The Jingye Group was at the forefront of the steelmaker's acquisition of the liquidation after talks between government officials and Ataer Holdings, a subsidiary of the Turkish pension fund linked to the country's autocratic government, came to a standstill.
Ataer has fallen into third place with steel magnate Sanjeev Gupta, who plans to add the company to his UK-based Liberty House group, which, however, has to be officially ruled out.
However, a message sent to British Steel employees and seen by the Guardian indicates that the Official Receiver, a government employee who manages the sale, believes he will immediately shake hands with the sale to Jingye. The email stated November 10 as the target date for the exchange of contracts for the deal, but this deadline has now expired.
Sam Woodward, a special bookkeeping manager for EY, who supports the Official Receiver, wrote, "As you know, Jingye has been speeding up due diligence over the past two weeks, and I am pleased to announce that it is making good progress.
"As many of you may know, we have embarked on a scheduled agreement exchange agreement by November 10, 2019, and we are all working hard to adhere to this timetable."
A sale could secure the immediate future of more than 4,000 employees, most of whom work at the Scunthorpe site, one of the last two blast furnace plants in the UK.
According to a well-placed source, high-ranking Jingye officials told more than 100 Scunthorpe employees that they hoped to meet the deadline of 10 November on a recent visit to conduct a due diligence purchase.
The official beneficiary, who originally set this deadline, is ready to push ahead with the process next week, if there are signs of an impending agreement. The talks continued over the weekend, with Jingye increasingly winning the race.
In the memo to employees, the Special Manager promised an update on Monday, but warned that signing contracts would not mean the sale was fully completed.
Since the company collapsed in May, owned by investment firm Greybull Capital, the Official Receiver has been overseeing a long and sometimes tedious search for a buyer. It is estimated that the cost to the taxpayers who have been keeping the business alive has been £ 1m per day.
Jingye is willing to pay £ 70 million for the ailing business, but could also receive up to £ 300 million in loans, indemnities and grants to support its plans to increase production by 10%.

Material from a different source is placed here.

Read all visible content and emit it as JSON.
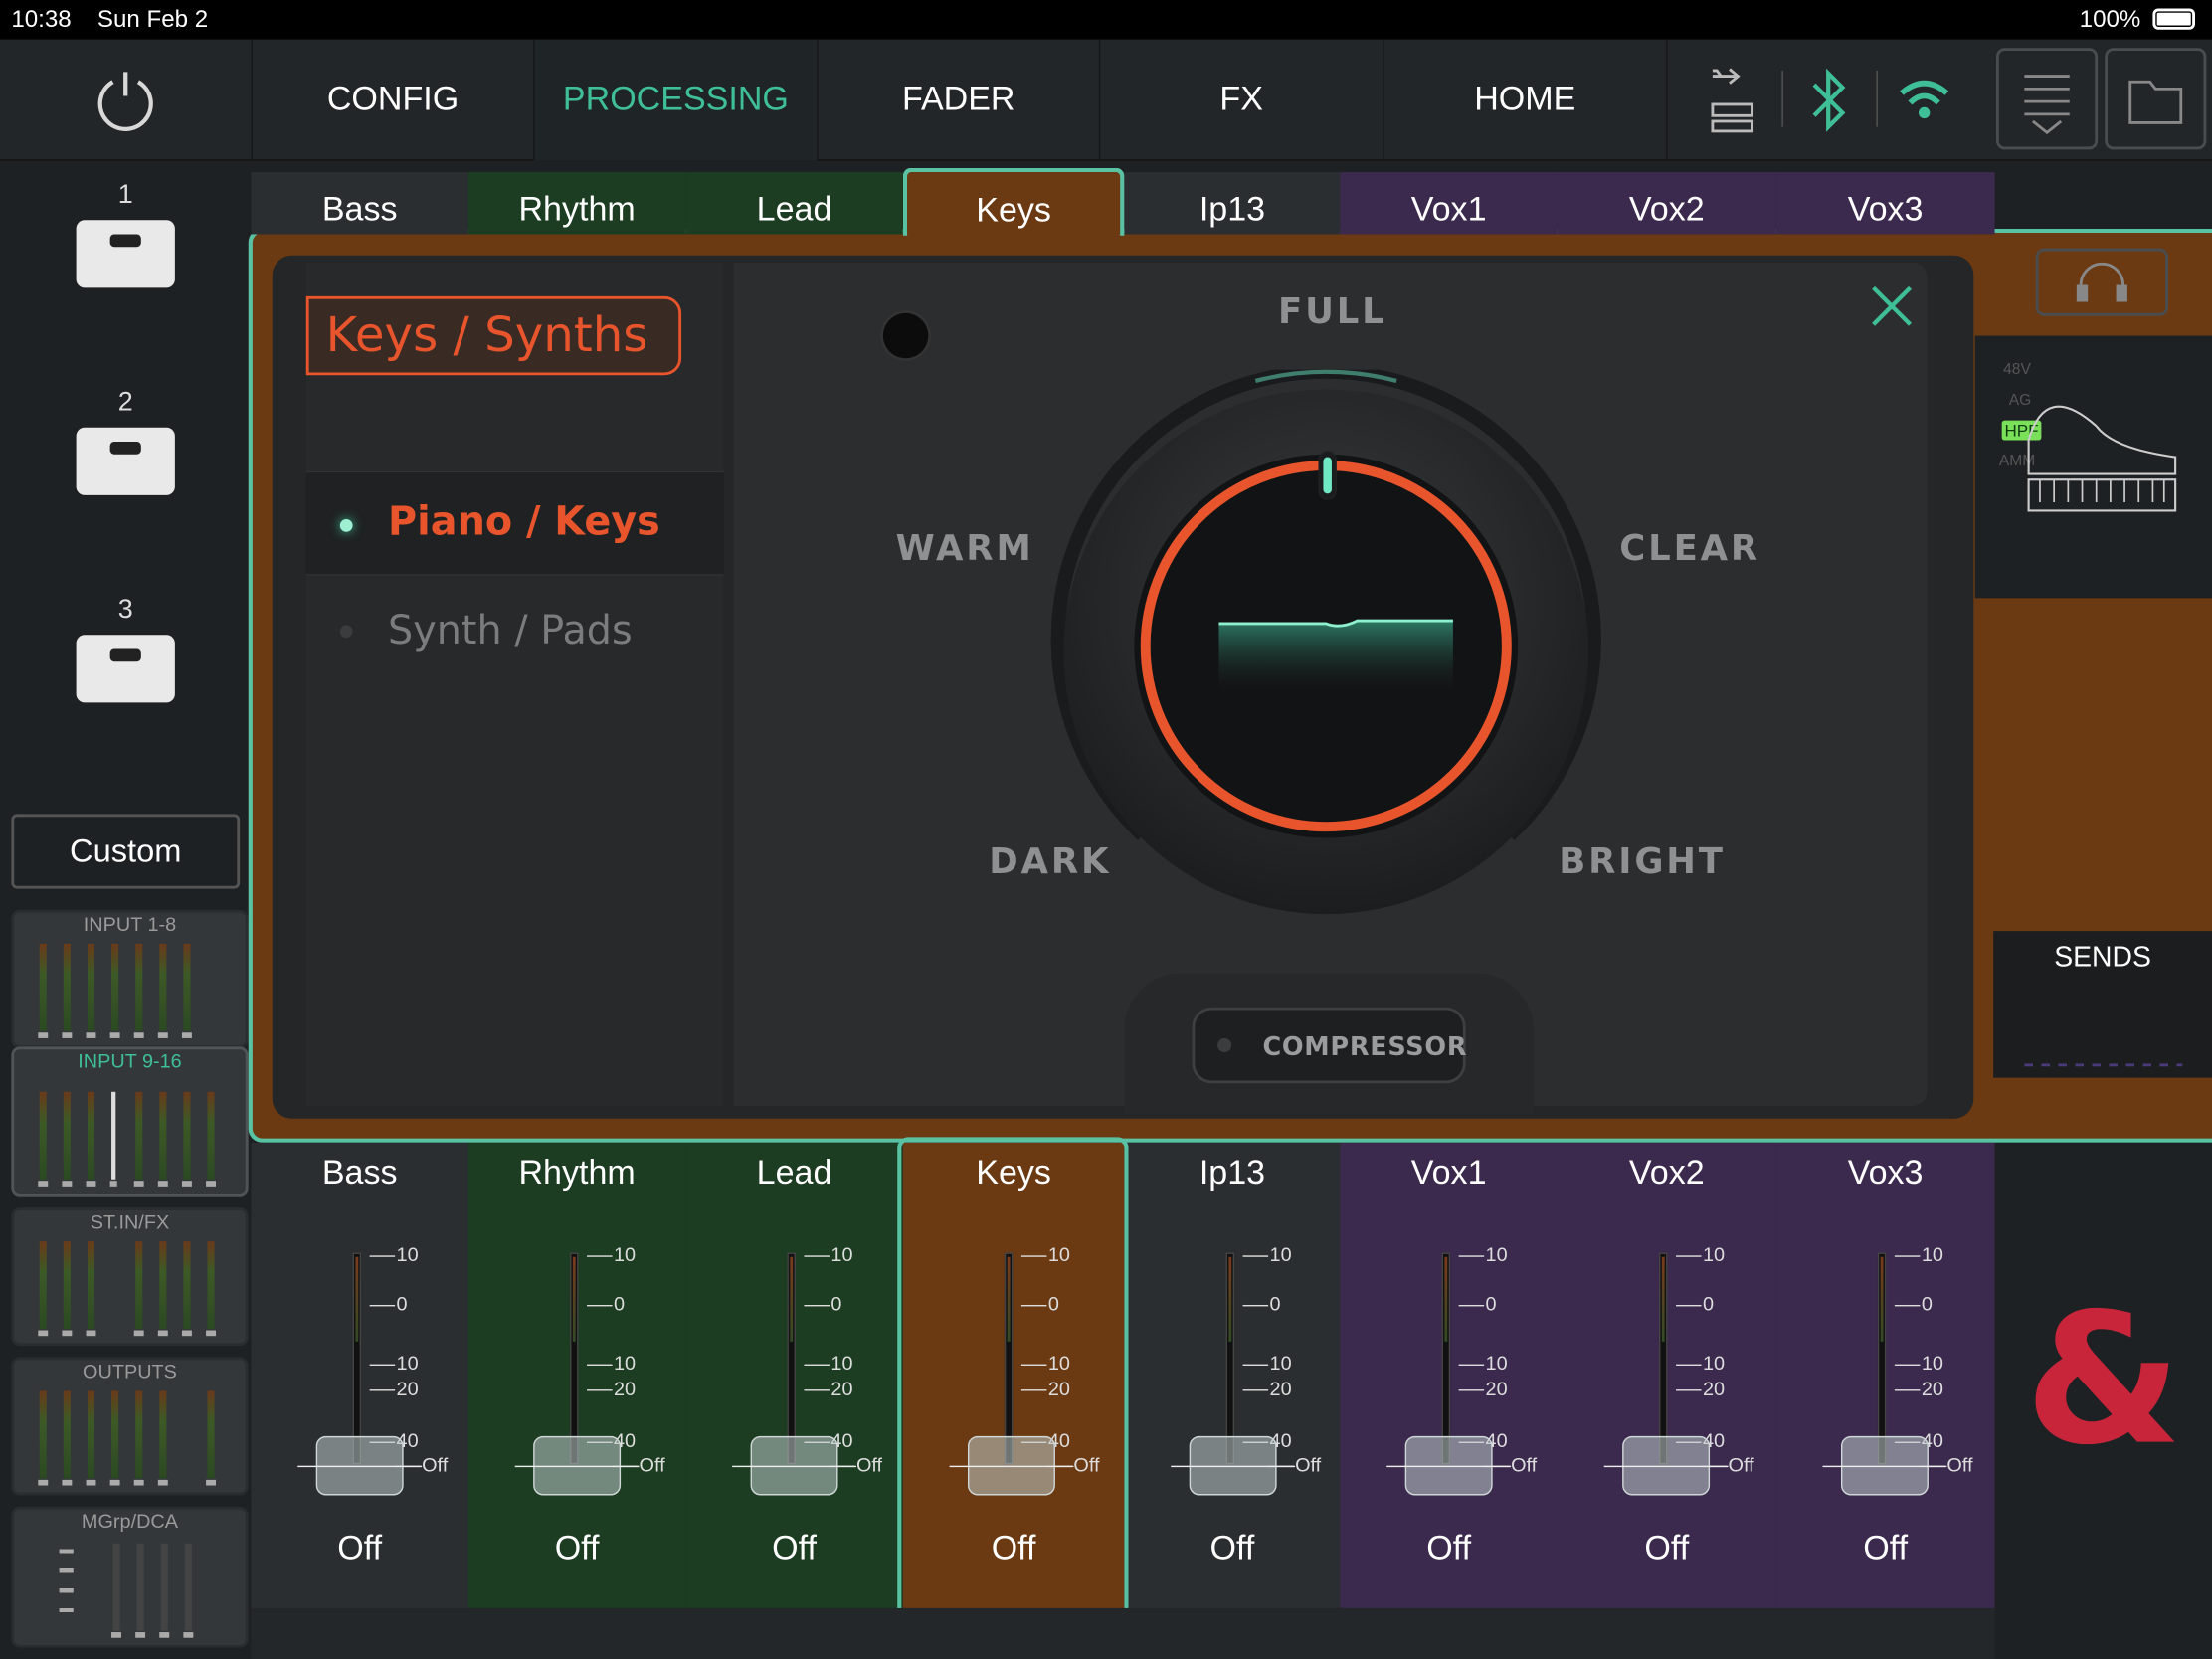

A steelworkers union spokesman said, "If so [the sale] If confirmed, we welcome this positive move to secure British Steel under new ownership.
"The continued interest of both Ataer and Jingye shows that potential buyers believe that British Steel can have a sustainable future.
"Any new owner would not only acquire a steel company, but hire dedicated and skilled workers who, despite the uncertainty of recent months, break production records to give the company a chance."
Founded 30 years ago by Li Ganpo, a former Communist Party official, Jingye has completely rebuilt the group in a corner of Hebei Province, famous for its role in founding the People's Republic of China.
A promotional video on Jingye's website points to "Xibaipo Ghost", a reference to the small town from which Mao Zedong staged some of the decisive battles of the Chinese Civil War in 1949. holy place of revolution ".
Jingye, which employs 23,500 people and generates annual sales of around GBP 10 billion in 2018, began producing steel in 2002, saying in the video that it wants to "become global."
Nic Dakin, Labor MP of Scunthorpe, said: "British Steel employees have done an excellent job of continuing to produce and sell steel in these difficult months.
"It looks like we've reached a point where a new owner could be identified and that would be very good news for the company and the surrounding communities."
Liberty House has not given up hope of snatching a deal from Jingye. However, the plan to convert Scunthorpe into an electric arc furnace that produces recycled steel from scrap metal would lead to an immediate loss of jobs, although some experts say that this is a more sustainable strategy in the long term.